Notre système nous semble plus sûr que le vôtre car il y a
plus d'apparence que notre grand lettré sache gouverner, que les
ignorants que vous exaltez, les croyant habiles parce qu'ils sont
nés seigneurs ou ont été élus par une faction puissante.
Admettons même que notre Soleil soit peu doué politiquement :
il sera toujours bien trop savant pour devenir cruel, scélérat
ou tyrannique.
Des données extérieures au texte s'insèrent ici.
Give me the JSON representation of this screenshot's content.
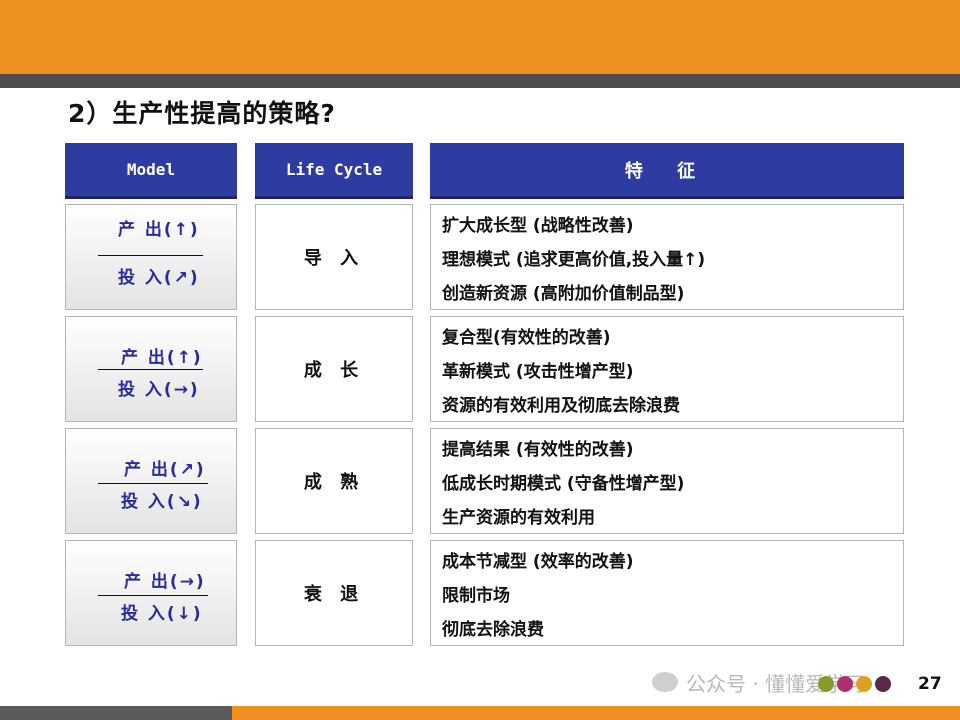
{
  "title": "2）生产性提高的策略?",
  "headers": {
    "model": "Model",
    "life_cycle": "Life Cycle",
    "features": "特  征"
  },
  "rows": [
    {
      "output": "产 出(↑)",
      "input": "投 入(↗)",
      "stage": "导 入",
      "features": [
        "扩大成长型 (战略性改善)",
        "理想模式 (追求更高价值,投入量↑)",
        "创造新资源 (高附加价值制品型)"
      ]
    },
    {
      "output": "产 出(↑)",
      "input": "投 入(→)",
      "stage": "成 长",
      "features": [
        "复合型(有效性的改善)",
        "革新模式 (攻击性增产型)",
        "资源的有效利用及彻底去除浪费"
      ]
    },
    {
      "output": "产 出(↗)",
      "input": "投 入(↘)",
      "stage": "成 熟",
      "features": [
        "提高结果 (有效性的改善)",
        "低成长时期模式 (守备性增产型)",
        "生产资源的有效利用"
      ]
    },
    {
      "output": "产 出(→)",
      "input": "投 入(↓)",
      "stage": "衰 退",
      "features": [
        "成本节减型 (效率的改善)",
        "限制市场",
        "彻底去除浪费"
      ]
    }
  ],
  "watermark": "公众号 · 懂懂爱学习",
  "page_number": "27",
  "colors": {
    "accent_orange": "#ee9020",
    "header_blue": "#2e3ba0",
    "ratio_text": "#2a2aa0",
    "dots": [
      "#8a9a2a",
      "#b0306a",
      "#e0a020",
      "#5a2a4a"
    ]
  }
}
D'ailleurs c'est là une distinction qui ne vaut
que pour vous puisque vous pensez que mérite le nom de docte
celui qui sait le plus de grammaire et de logique d'Aristote ou
de quelque autre. Résultat auquel peut suffire une mémoire
servile qui fait de l'homme un être passif, perdu dans la
contemplation non des réalités, mais des livres, choses mortes
où il dégrade son esprit... Nous avons conscience du fait que
celui qui ne sait qu'une chose, ne sait bien ni cela ni le reste
et que n'avoir qu'une aptitude puisée dans les livres implique
un esprit inerte et mal dégrossi. C'est tout le contraire qui se
produit avec les intelligences vives et ouvertes à toute
connaissance, comme notre Soleil. Dans notre cité, l'on apprend
les sciences avec une telle aisance que, comme tu le vois, l'on
en sait plus en une année que chez vous en dix ou quinze, preuve
en soit les enfants que tu as sous les yeux."